Auf der einen Seite existieren unter Nichtärzten und Ärzten utopische Vorstellungen von medizinischer Machbarkeit, auf der anderen Seite begegnet man einem scheinbar paradoxen Unbehagen an der Hightech-Medizin. Man wirft der an den Universitäten gelehrten „Schulmedizin“ vor, sie sei „kalte Apparatemedizin“ und behandle mit nebenwirkungsreicher „Chemie“. Viele Menschen wenden sich der alternativen Medizin zu. Vielleicht suchen sie hier das vertrauensvolle Gespräch und mehr Zeit eines Arztes für sie, der sich für ihre Vorstellungen und Sorgen interessiert. Mit anderen Worten: Sie suchen das „Medikament Arzt“.

Das Patient-Arzt-Verhältnis ist von Natur aus asymmetrisch. Der Arzt ist gesund und besitzt mehr Fachwissen, der Patient, vor allem wenn es sich um eine schwere oder chronische Krankheit handelt, fühlt sich oft ohnmächtig, emotional angespannt und dem Arzt ausgeliefert.
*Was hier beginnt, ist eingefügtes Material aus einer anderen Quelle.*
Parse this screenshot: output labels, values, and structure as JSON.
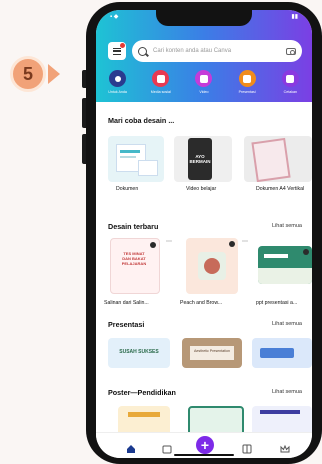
{
  "step": {
    "number": "5"
  },
  "search": {
    "placeholder": "Cari konten anda atau Canva"
  },
  "categories": [
    {
      "label": "Untuk Anda",
      "color": "#2a3b8f"
    },
    {
      "label": "Media sosial",
      "color": "#e83a52"
    },
    {
      "label": "Video",
      "color": "#c53bd9"
    },
    {
      "label": "Presentasi",
      "color": "#f08c1c"
    },
    {
      "label": "Cetakan",
      "color": "#8a39e0"
    }
  ],
  "try_design": {
    "title": "Mari coba desain ...",
    "items": [
      {
        "label": "Dokumen"
      },
      {
        "label": "Video belajar",
        "thumb_text": "AYO BERMAIN"
      },
      {
        "label": "Dokumen A4 Vertikal"
      }
    ]
  },
  "recent": {
    "title": "Desain terbaru",
    "see_all": "Lihat semua",
    "items": [
      {
        "label": "Salinan dari Salin...",
        "thumb_text": "TES MINAT DAN BAKAT PELAJARAN"
      },
      {
        "label": "Peach and Brow..."
      },
      {
        "label": "ppt presentasi a..."
      }
    ]
  },
  "presentations": {
    "title": "Presentasi",
    "see_all": "Lihat semua",
    "items": [
      {
        "thumb_text": "SUSAH SUKSES"
      },
      {
        "thumb_text": "Aesthetic Presentation"
      },
      {
        "thumb_text": ""
      }
    ]
  },
  "posters": {
    "title": "Poster—Pendidikan",
    "see_all": "Lihat semua"
  },
  "tabbar": {
    "fab_label": "+"
  }
}
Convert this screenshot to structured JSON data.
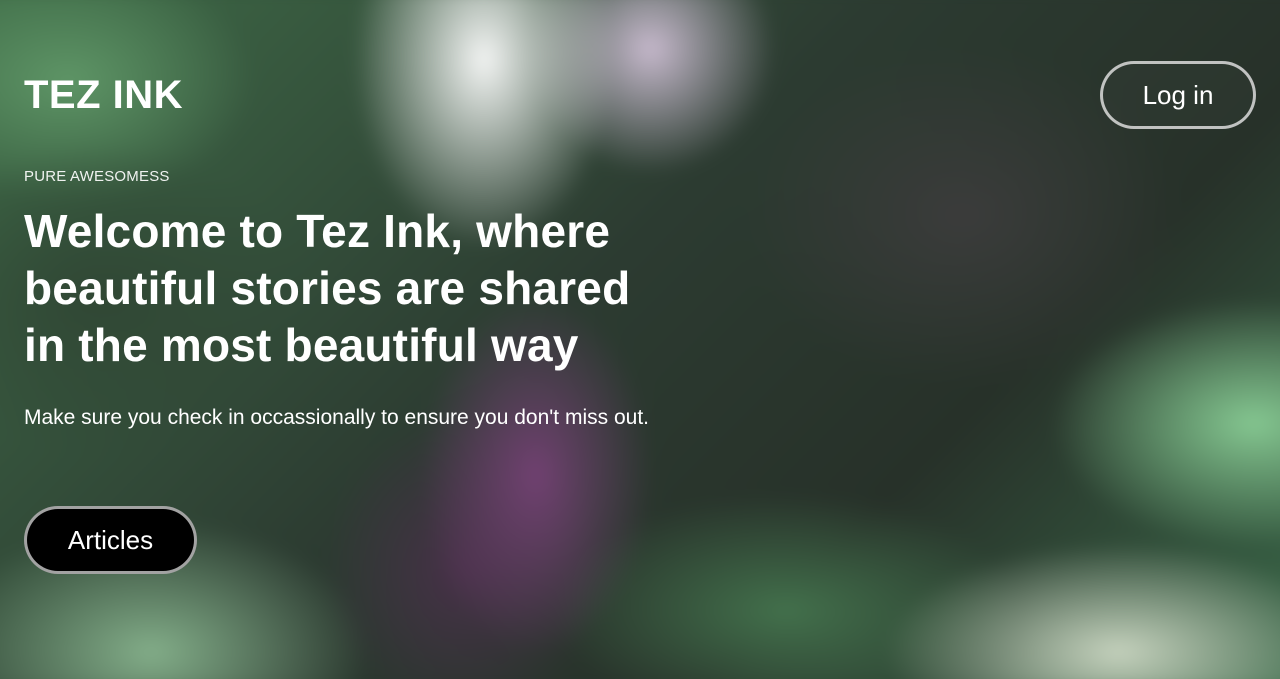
{
  "header": {
    "brand": "TEZ INK",
    "login_label": "Log in"
  },
  "hero": {
    "eyebrow": "PURE AWESOMESS",
    "headline": "Welcome to Tez Ink, where beautiful stories are shared in the most beautiful way",
    "subtext": "Make sure you check in occassionally to ensure you don't miss out.",
    "cta_label": "Articles"
  },
  "colors": {
    "text": "#ffffff",
    "cta_background": "#000000",
    "button_border": "#dcdcdc"
  }
}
Auch im Krankenhaus wird oft vergessen, dass die naturwissenschaftlichtechnische Medizin nicht alles ist, dass sie Grenzen hat und durch eine menschlich-verstehende Medizin ergänzt werden muss 11 . Es ist keine Selbstverständlichkeit, dass der Patient im Krankenhaus den Namen des behandelnden Arztes kennt. Bei der Befragung von 2807 Patienten einer Universitätsklinik waren 75 % nicht in der Lage, den Namen eines Arztes zu nennen 12 . In einer großen, geschäftigen Klinik kann der Kranke rätseln, wer für ihn verantwortlich ist. Junge Ärzte stellen sich nicht immer richtig und deutlich vor und die Ärzte wechseln. Wenn man seinen Betreuer nicht zu identifizieren vermag, wagt man nicht zu fragen und wird weniger informiert.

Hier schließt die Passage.